The absense of CVEs can mean the absense of people looking, and with the x11 being a quagmire of protocols, often contradicting each other as new stuff gets added over the decades, there are very few people that can even understand the code. One guy started to look last a while back and he is finding appalling bugs, check the recent CVEs and his presentation at last years chaos communication congress (30C3).

Making this swamp a bit dryer by not having it have root priviledgea is something that was work in progress ever since xfree started to run on Linux.

Now you come here and tell me that this sour spot for the last thirty years is better to keep around than having a much smaller, much cleaner codebase where almost all parts run in their own security context -- usually with privileges way lower than those you have as a user.
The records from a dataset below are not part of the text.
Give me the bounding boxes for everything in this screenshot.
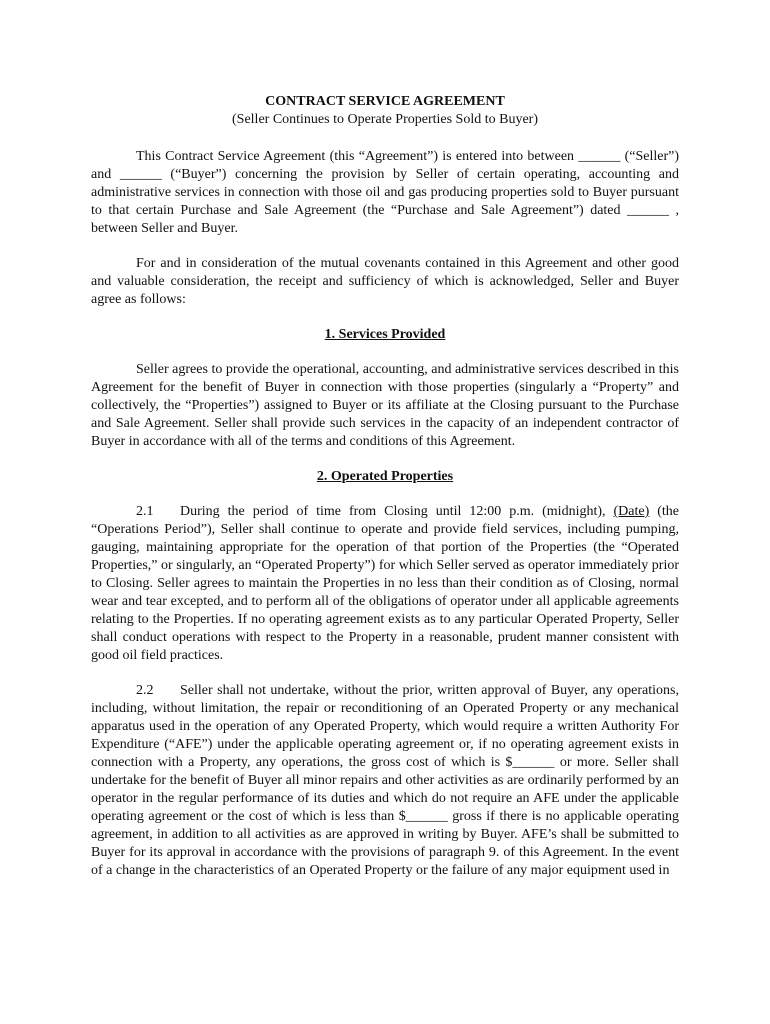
paragraph-2-1 [91, 503, 679, 665]
document-body [91, 93, 679, 897]
document-title: CONTRACT SERVICE AGREEMENT [265, 94, 505, 109]
paragraph-2-1-number: 2.1 [136, 504, 154, 519]
paragraph-2-2 [91, 682, 679, 880]
paragraph-2-2-number: 2.2 [136, 683, 154, 698]
section-1-paragraph: Seller agrees to provide the operational, accounting, and administrative services described in this Agreement for the benefit of Buyer in connection with those properties (singularly a “Property” and collectively, the “Properties”) assigned to Buyer or its affiliate at the Closing pursuant to the Purchase and Sale Agreement. Seller shall provide such services in the capacity of an independent contractor of Buyer in accordance with all of the terms and conditions of this Agreement. [91, 362, 679, 449]
paragraph-2-1-text-start: During the period of time from Closing until 12:00 p.m. (midnight), [180, 504, 614, 519]
paragraph-2-1-text-end: (the “Operations Period”), Seller shall continue to operate and provide field services, including pumping, gauging, maintaining appropriate for the operation of that portion of the Properties (the “Operated Properties,” or singularly, an “Operated Property”) for which Seller served as operator immediately prior to Closing. Seller agrees to maintain the Properties in no less than their condition as of Closing, normal wear and tear excepted, and to perform all of the obligations of operator under all applicable agreements relating to the Properties. If no operating agreement exists as to any particular Operated Property, Seller shall conduct operations with respect to the Property in a reasonable, prudent manner consistent with good oil field practices. [91, 504, 680, 663]
section-1-heading: 1. Services Provided [324, 327, 446, 342]
date-placeholder: (Date) [613, 504, 650, 519]
document-subtitle: (Seller Continues to Operate Properties Sold to Buyer) [232, 112, 538, 127]
section-2-heading: 2. Operated Properties [316, 469, 454, 484]
consideration-paragraph: For and in consideration of the mutual covenants contained in this Agreement and other good and valuable consideration, the receipt and sufficiency of which is acknowledged, Seller and Buyer agree as follows: [91, 256, 679, 307]
paragraph-2-2-text: Seller shall not undertake, without the prior, written approval of Buyer, any operations, including, without limitation, the repair or reconditioning of an Operated Property or any mechanical apparatus used in the operation of any Operated Property, which would require a written Authority For Expenditure (“AFE”) under the applicable operating agreement or, if no operating agreement exists in connection with a Property, any operations, the gross cost of which is $______ or more. Seller shall undertake for the benefit of Buyer all minor repairs and other activities as are ordinarily performed by an operator in the regular performance of its duties and which do not require an AFE under the applicable operating agreement or the cost of which is less than $______ gross if there is no applicable operating agreement, in addition to all activities as are approved in writing by Buyer. AFE’s shall be submitted to Buyer for its approval in accordance with the provisions of paragraph 9. of this Agreement. In the event of a change in the characteristics of an Operated Property or the failure of any major equipment used in [91, 683, 679, 878]
intro-paragraph: This Contract Service Agreement (this “Agreement”) is entered into between ______ (“Seller”) and ______ (“Buyer”) concerning the provision by Seller of certain operating, accounting and administrative services in connection with those oil and gas producing properties sold to Buyer pursuant to that certain Purchase and Sale Agreement (the “Purchase and Sale Agreement”) dated ______ , between Seller and Buyer. [91, 149, 679, 236]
Right.

Mid term devuan has just one chance: Make it easy for developers to provide solutions that work with multiple int systems. Systemd does bring quite a few improvements for developers. That is the reason why systemd becomes entrenched: Developers like it and start to depend on it since it makes their live easier.

If devuan wants to keep a manageable distribution they need to make it similarly easy to tackle issues in a convenient and reliable way when using multiple init systems. If they manage that, then I am pretty sure developers will support their interfaces in favor of systemd. No developer wants needless ties.

Unfortunately it is much harder to provide generic solutions than it is to provide a specific one. So devuan is in a very challenging position to make things easier for developers.

Is they blow this, then they will have more and more software that depends on systemd-only interfaces and more and more work to remove those dependencies.